Una speranza nella vita ci vuole sempre, no? Perché in fondo, anche nella vita di un beatnick intriso di noir hollywoodiano l’unico riparo possibile è una baby che ti aspetta. Ai tempi, Tom ha detto «Con quest’album ho cercato di risolvere un po’ quella immagine che avevo da cocktail bar, sdolcinata, di quello che piange dentro la sua birra. Stavo davvero cominciando a credere che ci fosse qualcosa di gustoso e meravigliosamente americano nell’essere ubriaco. Ho finito per dire a me stesso di smetterla con queste stronzate». Beh, diciamo che ci riuscirà a poco a poco, qui un po’ di tracce ci sono ancora.

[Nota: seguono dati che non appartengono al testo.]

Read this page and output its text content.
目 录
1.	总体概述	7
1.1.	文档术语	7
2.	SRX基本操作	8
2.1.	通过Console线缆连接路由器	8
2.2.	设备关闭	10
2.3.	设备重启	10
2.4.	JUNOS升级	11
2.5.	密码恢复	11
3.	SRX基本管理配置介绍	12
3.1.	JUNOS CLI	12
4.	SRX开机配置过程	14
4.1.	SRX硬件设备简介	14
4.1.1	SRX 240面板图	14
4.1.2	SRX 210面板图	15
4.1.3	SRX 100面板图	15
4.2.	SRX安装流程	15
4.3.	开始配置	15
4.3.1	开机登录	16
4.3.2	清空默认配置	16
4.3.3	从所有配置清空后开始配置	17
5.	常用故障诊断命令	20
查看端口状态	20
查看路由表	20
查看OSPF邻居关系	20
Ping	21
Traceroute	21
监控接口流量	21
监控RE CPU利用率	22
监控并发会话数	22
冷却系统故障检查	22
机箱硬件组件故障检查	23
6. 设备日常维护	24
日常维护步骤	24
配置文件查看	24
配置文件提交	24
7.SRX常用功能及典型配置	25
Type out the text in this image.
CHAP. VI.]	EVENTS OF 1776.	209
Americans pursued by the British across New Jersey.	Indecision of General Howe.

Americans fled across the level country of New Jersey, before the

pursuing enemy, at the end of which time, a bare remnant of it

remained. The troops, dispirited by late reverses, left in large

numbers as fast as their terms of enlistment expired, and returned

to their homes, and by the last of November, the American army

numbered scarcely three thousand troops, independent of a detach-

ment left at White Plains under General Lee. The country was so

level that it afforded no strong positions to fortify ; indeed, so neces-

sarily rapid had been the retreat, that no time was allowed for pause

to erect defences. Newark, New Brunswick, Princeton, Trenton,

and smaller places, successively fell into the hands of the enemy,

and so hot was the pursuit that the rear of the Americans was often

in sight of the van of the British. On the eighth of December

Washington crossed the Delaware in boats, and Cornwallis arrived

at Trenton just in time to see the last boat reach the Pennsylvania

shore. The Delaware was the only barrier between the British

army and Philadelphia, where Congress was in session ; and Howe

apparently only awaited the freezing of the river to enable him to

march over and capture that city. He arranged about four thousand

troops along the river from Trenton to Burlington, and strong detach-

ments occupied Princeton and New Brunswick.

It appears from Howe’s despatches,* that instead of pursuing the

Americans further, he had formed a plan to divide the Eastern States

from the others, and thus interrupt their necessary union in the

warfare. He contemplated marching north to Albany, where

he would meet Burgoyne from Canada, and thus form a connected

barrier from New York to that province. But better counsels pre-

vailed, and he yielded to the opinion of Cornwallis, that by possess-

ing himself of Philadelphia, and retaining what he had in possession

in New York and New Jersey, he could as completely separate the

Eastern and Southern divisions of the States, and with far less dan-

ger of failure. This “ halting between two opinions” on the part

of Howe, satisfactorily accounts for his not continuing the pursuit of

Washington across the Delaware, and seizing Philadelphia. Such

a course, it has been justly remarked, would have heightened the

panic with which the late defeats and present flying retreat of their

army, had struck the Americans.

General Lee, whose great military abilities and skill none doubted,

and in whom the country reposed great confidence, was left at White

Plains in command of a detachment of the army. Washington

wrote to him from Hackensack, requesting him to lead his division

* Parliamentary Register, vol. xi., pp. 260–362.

Ma va detto che questo è un autore che, ancora in piena ascesa, ha un talento, un ritmo nella scrittura e una capacità descrittiva veramente straordinarie. Uno storyteller anomalo, ma grandioso. Negli anni 80 prenderà un’altra strada, cercando una musica stramba, fatta di sonorità e anche la voce diventerà, più che uno strumento, un suono. Notevole, ma io sono totalmente innamorato di questo periodo, in cui le melodie sono incantevoli, i testi irresistibili e la voce ha ancora tuta la sua umanità un po’ sgangherata. Un poeta davvero, Kerouac sarebbe stato orgoglioso di lui.
Il fascino assoluto di questo album, che è l’archetipo seguito dai tre successivi con la produzione di Howe (“Foreign Affairs”, “Blue Valentine” e “Heartattack And Vine”), ha una spiegazione, aldilà della maestria del trio che lo accompagna, ovvero Jim Hughart al contrabbasso, Shelley Manne alla batteria e Lew Tabackin al sax. Bones Howe lo sa bene: «Abbiamo ricostruito da Wally Heider studio la stessa maniera in cui ero solito fare i dischi di jazz negli anni 50. Volevo riportare Tom a quella maniera di fare i dischi, con lui e l’orchestra nella stessa stanza, cantando e suonando insieme. Non ho mai avuto paura di fare un album in cui tutti i musicisti respirassero la stessa aria. Che si mischino i suoni non è un problema. Anzi, è buona cosa, tiene insieme un disco. Era sempre circondato dalla musica e nel disco si sente. Non abbiamo mai usato le cuffie, mai»
Questa maniera di creare non morirà mai, perché è l’essenza stessa del portarti dentro la musica. Talento narrativo, grandi melodie, interpretazioni irregolari e sublimi. Questo disco ha tutto questo. Non so se è per tutti, ma per molti di noi è musica destinata a battere di emozione a ogni ascolto.